Culture war issues aside, there are many reasons to dislike Woody Allen these days. It’s frustrating, as regardless of his less than healthy attitudes to women and certain ethnic groups (what did Armenian people ever do to him? Seriously?) he made some good films from the seventies -nineties, and did great stand-up in the sixties. It was the start of comedy as neurosis, nebbishy people mining failure for laughs.The joke was always on them. It’s on us now, I fear.
These days, he relies on increasingly younger (ahem) actors. The male leads just play versions of him, right down to accent, coughs and stutters. Increasingly,his films are like clapped out singers doing Vegas residencies for the money.
But where he most fails is in his dialogue. From the risible Match Point, where Jonathan Rhys Meyers’ character Chris Wilton says to Scarlett Johansson ‘s Nola Rice (honestly) “You have very sensuous lips” ( the whole cinema shook with laughter, and it wasn’t meant to be a humorous line) to the dire A Rainy Day in New York where Timothee Chalamet’s Gatsby Welles (yes, really) tells his bimbo Ashleigh Enright (Elle Fanning,)”New York, great, we can go to that piano bar where this guy plays old Broadway tunes”- he’s completely lost the plot. How many young people talk like this? No cool nightclubs in New York? Go and get drunk, see some DJs and get a tattoo, FFS (just don’t get a tattoo while drunk).

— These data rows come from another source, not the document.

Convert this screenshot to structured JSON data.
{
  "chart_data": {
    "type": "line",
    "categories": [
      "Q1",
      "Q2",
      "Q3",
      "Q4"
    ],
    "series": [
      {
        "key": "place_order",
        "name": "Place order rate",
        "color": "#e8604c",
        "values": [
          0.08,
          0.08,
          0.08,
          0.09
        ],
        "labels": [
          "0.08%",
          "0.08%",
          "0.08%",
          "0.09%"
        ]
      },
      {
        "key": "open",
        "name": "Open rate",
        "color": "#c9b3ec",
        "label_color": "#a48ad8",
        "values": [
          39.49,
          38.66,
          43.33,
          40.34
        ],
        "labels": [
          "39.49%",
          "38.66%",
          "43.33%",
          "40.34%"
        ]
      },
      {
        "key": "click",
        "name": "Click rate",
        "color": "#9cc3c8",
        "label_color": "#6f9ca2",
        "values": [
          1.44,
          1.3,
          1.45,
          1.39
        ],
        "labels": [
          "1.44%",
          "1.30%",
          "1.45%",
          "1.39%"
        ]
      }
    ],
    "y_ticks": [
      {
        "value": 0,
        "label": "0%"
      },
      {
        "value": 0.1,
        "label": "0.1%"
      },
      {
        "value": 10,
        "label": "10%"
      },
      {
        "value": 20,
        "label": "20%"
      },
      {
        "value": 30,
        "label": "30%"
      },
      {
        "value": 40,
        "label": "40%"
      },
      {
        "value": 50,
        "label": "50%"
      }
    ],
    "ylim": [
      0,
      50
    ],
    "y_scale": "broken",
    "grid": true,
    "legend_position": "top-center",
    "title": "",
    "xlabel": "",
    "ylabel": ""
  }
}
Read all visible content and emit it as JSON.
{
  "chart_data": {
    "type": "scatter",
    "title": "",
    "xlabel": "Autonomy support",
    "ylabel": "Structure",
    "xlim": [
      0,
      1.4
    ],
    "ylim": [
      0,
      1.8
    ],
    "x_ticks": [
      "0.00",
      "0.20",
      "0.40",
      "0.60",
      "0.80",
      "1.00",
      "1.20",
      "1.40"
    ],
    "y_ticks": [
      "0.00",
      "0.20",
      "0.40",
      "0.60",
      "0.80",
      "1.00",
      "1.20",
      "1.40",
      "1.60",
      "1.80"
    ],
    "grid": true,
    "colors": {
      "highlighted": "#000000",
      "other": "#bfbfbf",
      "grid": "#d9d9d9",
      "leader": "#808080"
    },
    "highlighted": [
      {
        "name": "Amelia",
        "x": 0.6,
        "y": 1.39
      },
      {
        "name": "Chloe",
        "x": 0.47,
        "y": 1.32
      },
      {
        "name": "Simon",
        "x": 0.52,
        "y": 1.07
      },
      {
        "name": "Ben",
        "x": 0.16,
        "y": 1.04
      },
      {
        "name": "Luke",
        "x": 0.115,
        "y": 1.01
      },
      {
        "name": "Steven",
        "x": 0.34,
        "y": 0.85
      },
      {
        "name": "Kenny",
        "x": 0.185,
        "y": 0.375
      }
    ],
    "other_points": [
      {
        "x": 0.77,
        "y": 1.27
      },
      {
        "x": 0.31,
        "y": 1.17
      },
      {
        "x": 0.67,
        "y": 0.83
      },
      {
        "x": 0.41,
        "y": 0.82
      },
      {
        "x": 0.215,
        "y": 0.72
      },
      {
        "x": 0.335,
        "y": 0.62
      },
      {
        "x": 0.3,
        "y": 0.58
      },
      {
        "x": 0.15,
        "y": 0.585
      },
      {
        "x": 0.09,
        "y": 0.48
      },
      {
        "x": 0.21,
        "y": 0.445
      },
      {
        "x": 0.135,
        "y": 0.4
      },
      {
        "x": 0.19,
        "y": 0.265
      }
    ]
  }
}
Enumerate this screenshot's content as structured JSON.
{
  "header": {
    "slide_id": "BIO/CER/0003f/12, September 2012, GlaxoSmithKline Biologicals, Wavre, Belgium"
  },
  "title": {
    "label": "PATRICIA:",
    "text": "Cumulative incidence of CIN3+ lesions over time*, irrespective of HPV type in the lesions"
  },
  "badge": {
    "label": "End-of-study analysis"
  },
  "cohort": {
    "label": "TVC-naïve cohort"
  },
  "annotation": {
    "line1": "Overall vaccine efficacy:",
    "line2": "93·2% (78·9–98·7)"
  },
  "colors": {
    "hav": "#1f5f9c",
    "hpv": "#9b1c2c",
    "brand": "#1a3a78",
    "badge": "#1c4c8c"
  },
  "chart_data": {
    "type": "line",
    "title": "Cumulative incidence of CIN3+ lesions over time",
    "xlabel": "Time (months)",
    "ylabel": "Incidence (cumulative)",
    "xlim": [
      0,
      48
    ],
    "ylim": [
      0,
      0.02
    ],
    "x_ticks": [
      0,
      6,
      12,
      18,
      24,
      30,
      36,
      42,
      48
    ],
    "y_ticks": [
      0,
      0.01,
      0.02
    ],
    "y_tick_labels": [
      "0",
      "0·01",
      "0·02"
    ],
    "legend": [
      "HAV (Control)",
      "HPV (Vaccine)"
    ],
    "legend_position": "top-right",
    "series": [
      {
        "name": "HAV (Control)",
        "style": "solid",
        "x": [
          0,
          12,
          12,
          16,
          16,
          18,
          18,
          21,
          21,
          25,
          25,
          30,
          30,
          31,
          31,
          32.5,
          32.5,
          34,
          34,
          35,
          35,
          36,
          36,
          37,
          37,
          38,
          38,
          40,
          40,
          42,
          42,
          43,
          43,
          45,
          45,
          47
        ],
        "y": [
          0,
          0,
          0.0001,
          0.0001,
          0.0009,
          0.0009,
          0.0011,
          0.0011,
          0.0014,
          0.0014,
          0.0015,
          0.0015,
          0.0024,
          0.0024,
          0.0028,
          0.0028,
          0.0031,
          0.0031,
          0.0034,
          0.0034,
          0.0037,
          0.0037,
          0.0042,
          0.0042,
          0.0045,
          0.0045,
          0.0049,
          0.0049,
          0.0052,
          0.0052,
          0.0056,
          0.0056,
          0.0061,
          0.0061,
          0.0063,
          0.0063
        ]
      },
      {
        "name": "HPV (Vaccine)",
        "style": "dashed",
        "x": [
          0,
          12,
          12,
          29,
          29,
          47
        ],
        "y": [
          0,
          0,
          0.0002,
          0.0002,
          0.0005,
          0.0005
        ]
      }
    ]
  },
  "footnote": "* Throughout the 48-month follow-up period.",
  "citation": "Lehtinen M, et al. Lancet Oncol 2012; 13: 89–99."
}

When not enthusing about lounge singers and other Allen – esque passions (what’s with the endless references to blow jobs?) the characters also talk in highly expositional ways. I don’t know how many times someone will say, ” I’m so looking forward to your wedding next week “, or “my father lectured at Yale twenty years before retiring.” Show, don’t tell.
Don’t get me started on the way they dress, all preppy autumnal clothes. They’re just Russian doll versions of Woody, Mia and Diane. No-one wears T shirts, jeans, anything remotely contemporary or even luxe in Woodyworld.

Ahh,the good old days.
Allen, completely out of touch with modern life (he always was, but that was charming in his peak seventies period) seems to have run out of ideas, and reiterates the same themes and dialogue ad nauseam : nervous rich guy has blond girlfriend, cheats with brunette, nervous rich guy’s blond girlfriend is inexplicably attracted to older creepy guy and has affair, family issues, everyone has lots of angst in picturesque autumnal settings. Rinse and repeat, jazz tunes, end.
Does he really need the money anymore? Seriously, what’s the point? Yet, still the actors clamour for roles in his latest half baked nonsense, as he trades on his long gone glory days. It’s such a shame. Ah well, we’ll always have Annie Hall. La di da.